AMC Concord 220 2930 4099 AMC Pacer 170 3350 4749 AMC Spirit 220 2640 3799 Buick Century 200 3250 4816 Buick Electra 150 4080 7827
If this were a raw data file called rawdata.txt we could read it using a SAS program like the one shown below.
FILENAME in "rawdata.txt" ; DATA test; INFILE in ; INPUT make $ 1-14 mpg 15-18 weight 19-23 price 24-27 ; RUN;
On most UNIX computers (e.g., Nicco, Aristotle) you could compress rawdata.txt by typing
gzip rawdata.txt &
and this would create a compressed version named rawdata.txt.gz . To read this file into SAS, normally you would first uncompress the file, and then read the uncompressed version into SAS. This can be very time consuming to uncompress the file, and consume a great deal of disk space. Instead, you can read the compressed file rawdata.txt.gz directly within SAS without having to first uncompress it. SAS can uncompress the file "on the fly" and never create a separate uncompressed version of the file. On most UNIX computers (e.g., Nicco, Aristotle) you could read the file with a program like this.

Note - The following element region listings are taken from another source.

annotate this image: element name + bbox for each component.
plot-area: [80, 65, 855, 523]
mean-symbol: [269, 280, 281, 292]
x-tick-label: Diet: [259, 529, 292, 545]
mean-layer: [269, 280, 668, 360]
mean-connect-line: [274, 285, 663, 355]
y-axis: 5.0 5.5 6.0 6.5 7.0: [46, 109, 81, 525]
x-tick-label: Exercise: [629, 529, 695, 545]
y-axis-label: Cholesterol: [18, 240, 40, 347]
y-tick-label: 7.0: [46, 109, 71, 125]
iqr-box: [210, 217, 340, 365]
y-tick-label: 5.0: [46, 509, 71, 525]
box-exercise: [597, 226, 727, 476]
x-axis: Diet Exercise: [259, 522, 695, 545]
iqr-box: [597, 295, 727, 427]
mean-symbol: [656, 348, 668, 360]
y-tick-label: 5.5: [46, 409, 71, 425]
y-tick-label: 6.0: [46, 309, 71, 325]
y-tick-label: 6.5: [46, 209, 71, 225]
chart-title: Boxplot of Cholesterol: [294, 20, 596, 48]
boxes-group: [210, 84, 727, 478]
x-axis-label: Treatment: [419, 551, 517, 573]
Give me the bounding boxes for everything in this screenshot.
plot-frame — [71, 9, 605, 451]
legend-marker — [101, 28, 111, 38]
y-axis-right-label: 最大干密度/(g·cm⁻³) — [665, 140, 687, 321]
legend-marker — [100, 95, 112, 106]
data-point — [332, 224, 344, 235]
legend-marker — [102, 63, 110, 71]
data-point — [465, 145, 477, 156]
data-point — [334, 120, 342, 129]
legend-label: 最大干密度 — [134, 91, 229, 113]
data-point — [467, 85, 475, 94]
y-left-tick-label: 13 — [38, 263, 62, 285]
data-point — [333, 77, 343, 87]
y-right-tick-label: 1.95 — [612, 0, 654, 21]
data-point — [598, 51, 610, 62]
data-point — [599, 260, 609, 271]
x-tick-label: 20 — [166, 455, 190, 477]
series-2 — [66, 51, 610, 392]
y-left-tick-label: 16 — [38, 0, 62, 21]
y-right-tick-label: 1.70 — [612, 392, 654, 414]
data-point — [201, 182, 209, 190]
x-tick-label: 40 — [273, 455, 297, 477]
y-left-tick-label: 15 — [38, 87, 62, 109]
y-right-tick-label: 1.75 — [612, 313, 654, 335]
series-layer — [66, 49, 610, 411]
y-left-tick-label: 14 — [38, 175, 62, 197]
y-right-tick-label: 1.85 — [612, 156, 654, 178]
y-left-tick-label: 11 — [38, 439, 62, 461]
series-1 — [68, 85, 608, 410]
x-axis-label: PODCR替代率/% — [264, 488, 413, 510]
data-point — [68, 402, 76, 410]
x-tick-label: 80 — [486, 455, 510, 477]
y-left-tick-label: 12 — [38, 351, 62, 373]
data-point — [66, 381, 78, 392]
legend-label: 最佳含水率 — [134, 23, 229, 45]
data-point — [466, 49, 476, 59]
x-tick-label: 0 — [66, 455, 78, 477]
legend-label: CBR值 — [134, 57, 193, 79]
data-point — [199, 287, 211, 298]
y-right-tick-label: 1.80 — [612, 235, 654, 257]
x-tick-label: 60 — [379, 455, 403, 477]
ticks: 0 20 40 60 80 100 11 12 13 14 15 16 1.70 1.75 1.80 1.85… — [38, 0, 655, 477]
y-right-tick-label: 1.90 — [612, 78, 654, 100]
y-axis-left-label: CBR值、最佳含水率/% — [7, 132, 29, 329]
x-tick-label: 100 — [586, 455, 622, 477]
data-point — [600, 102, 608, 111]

FILENAME in PIPE "gzip -dc rawdata.txt.gz" LRECL=80 ; DATA test; INFILE in ; INPUT make $ 1-14 mpg 15-18 weight 19-23 price 24-27 ; RUN;
In your program, be sure to change the lrecl=80 to be the width of your raw data file (the width of the longest line of data). If you are unsure of how wide the file is, just use a value that is certainly wider than the widest line of your file.
You would most likely use this technique when you are reading a very large file. You can test your program by just reading a handful of observations by using the obs= parameter on the infile statement, e.g., infile in obs=20; would read just the first 20 observations from your file.